After establishing your six basic estate planning documents (Living Trust, Pour-over Will, Health Care Power of Attorney, Living Will, Durable Power of Attorney, Asset Transfer), the next step is to incorporate them into a plan that will work to the advantage of your business.

There are four areas that must be addressed in this process:

  • Transfer of Ownership Interests
  • Management Issues
  • Assets Ancillary to the Business
  • Business Formalities of Trust Ownership

TRANSFER OF OWNERSHIP INTERESTS
When transferring ownership interests in your business, you must make sure that those interests are legally transferrable and do not violate any business agreements previously made.

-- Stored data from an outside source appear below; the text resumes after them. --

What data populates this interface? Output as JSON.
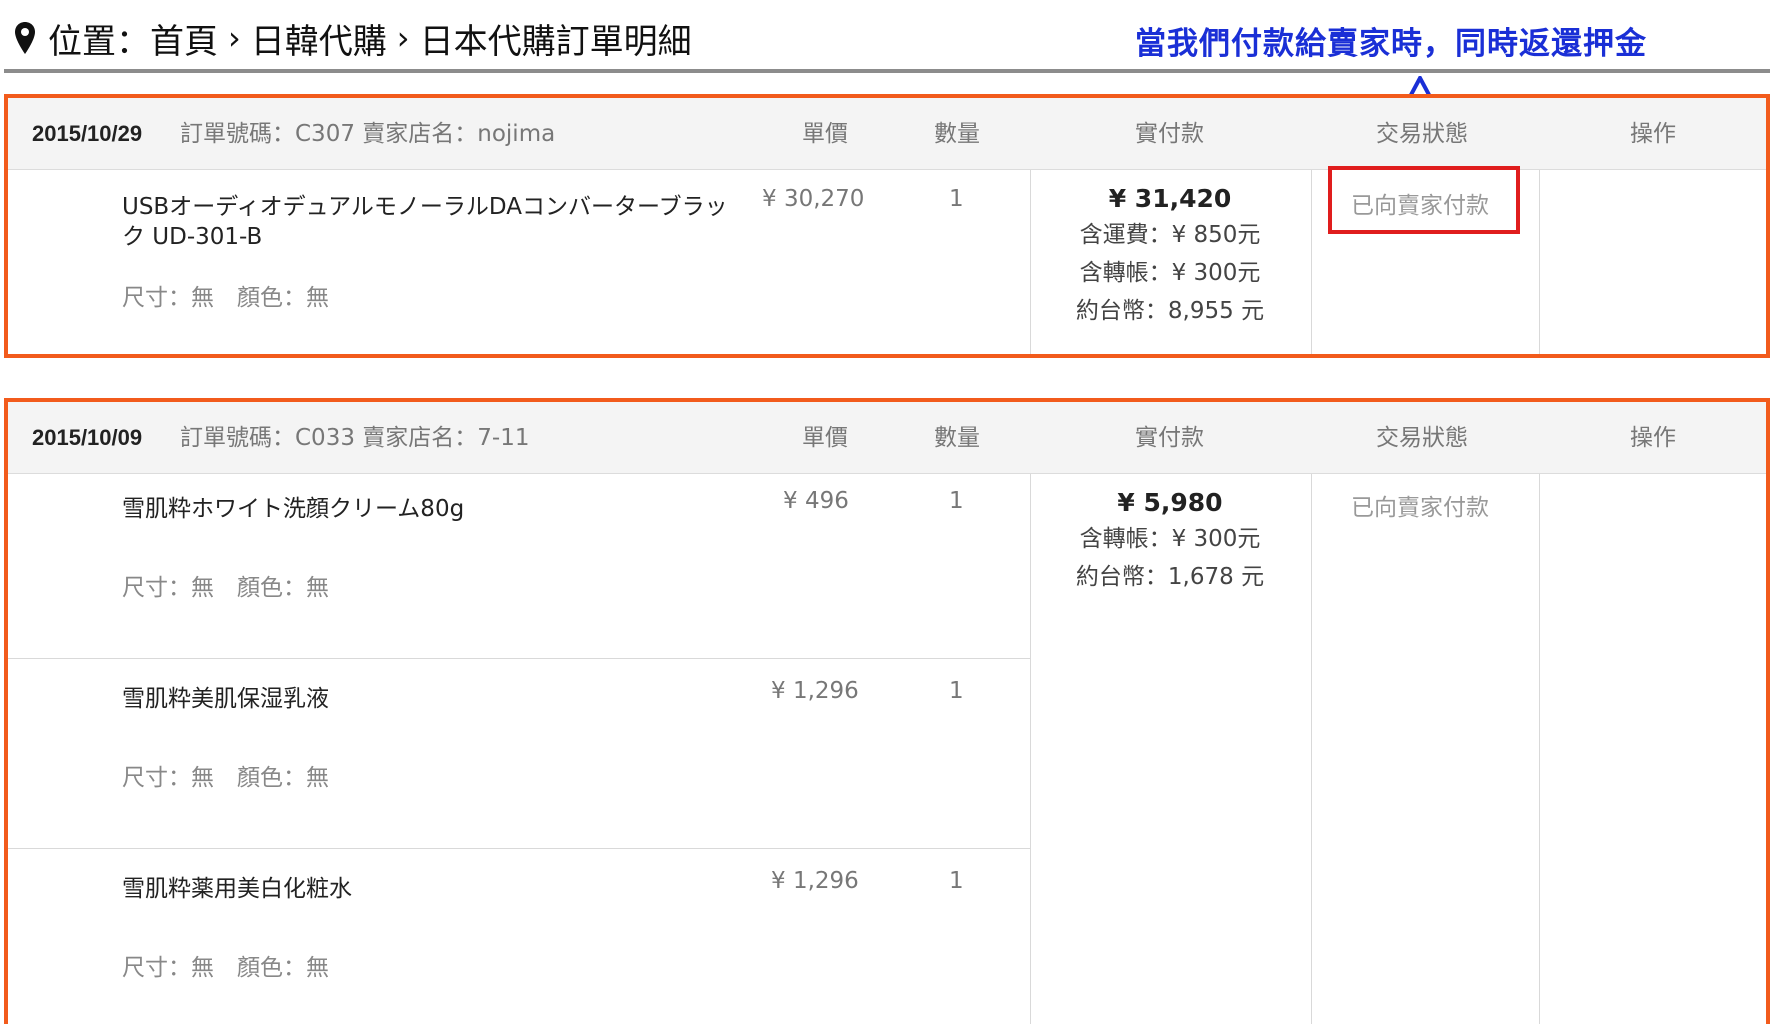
{
  "breadcrumb": {
    "location_label": "位置：",
    "items": [
      "首頁",
      "日韓代購",
      "日本代購訂單明細"
    ]
  },
  "annotation": "當我們付款給賣家時，同時返還押金",
  "columns": {
    "price": "單價",
    "qty": "數量",
    "paid": "實付款",
    "status": "交易狀態",
    "op": "操作"
  },
  "orders": [
    {
      "date": "2015/10/29",
      "meta": "訂單號碼：C307 賣家店名：nojima",
      "items": [
        {
          "name": "USBオーディオデュアルモノーラルDAコンバーターブラック UD-301-B",
          "spec": "尺寸：無　顏色：無",
          "price": "¥ 30,270",
          "qty": "1"
        }
      ],
      "payment": {
        "total": "¥ 31,420",
        "lines": [
          "含運費：¥ 850元",
          "含轉帳：¥ 300元",
          "約台幣：8,955 元"
        ]
      },
      "status": "已向賣家付款"
    },
    {
      "date": "2015/10/09",
      "meta": "訂單號碼：C033 賣家店名：7-11",
      "items": [
        {
          "name": "雪肌粋ホワイト洗顔クリーム80g",
          "spec": "尺寸：無　顏色：無",
          "price": "¥ 496",
          "qty": "1"
        },
        {
          "name": "雪肌粋美肌保湿乳液",
          "spec": "尺寸：無　顏色：無",
          "price": "¥ 1,296",
          "qty": "1"
        },
        {
          "name": "雪肌粋薬用美白化粧水",
          "spec": "尺寸：無　顏色：無",
          "price": "¥ 1,296",
          "qty": "1"
        }
      ],
      "payment": {
        "total": "¥ 5,980",
        "lines": [
          "含轉帳：¥ 300元",
          "約台幣：1,678 元"
        ]
      },
      "status": "已向賣家付款"
    }
  ],
  "colors": {
    "frame": "#f25b1c",
    "highlight": "#e01d1d",
    "annotation": "#1a2fd6"
  },
  "icons": {
    "location": "map-pin-icon",
    "separator": "chevron-right-icon",
    "arrow": "up-arrow-icon"
  }
}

If you are the co-owner of a business, you must determine whether the consent of your partner or partners is needed for the transfer. Additionally, you must make sure that your transfer does not violate bank covenants or vendor agreements to which your business is a party.

The final step is to confirm that your intended transfer of ownership complies with the terms of any shareholder agreements your company has made.

MANAGEMENT ISSUES
Before making any transfer of ownership interest, explain to your current management why the transition is being made and that the company remains stable and healthy. It is important that the transfer will not adversely affect the current management structure, and that management knows, in advance, of any changes that the transfer will cause.

ASSETS ANCILLARY TO THE BUSINESS
There are several choices available for transferring your business’ ancillary assets. One option is to consider transferring business real estate and other fixed assets into a separate LLC, which would be owned by your living trust. You may also consider alternative ownership for assets such as patents and additional intellectual property.

BUSINESS FORMALITIES OF TRUST OWNERSHIP
Basic formalities must be followed as the owner of a trust. These include confirmation that company resolutions are signed as “trustee” of your trust, and insuring that bank guarantees are provided to you in trust capacity (and individual capacity, if needed).

If your business requires any professional licensing, verify that the transfer complies with the license requirements and make sure that business tax returns reflect the trust as the owner of this interest.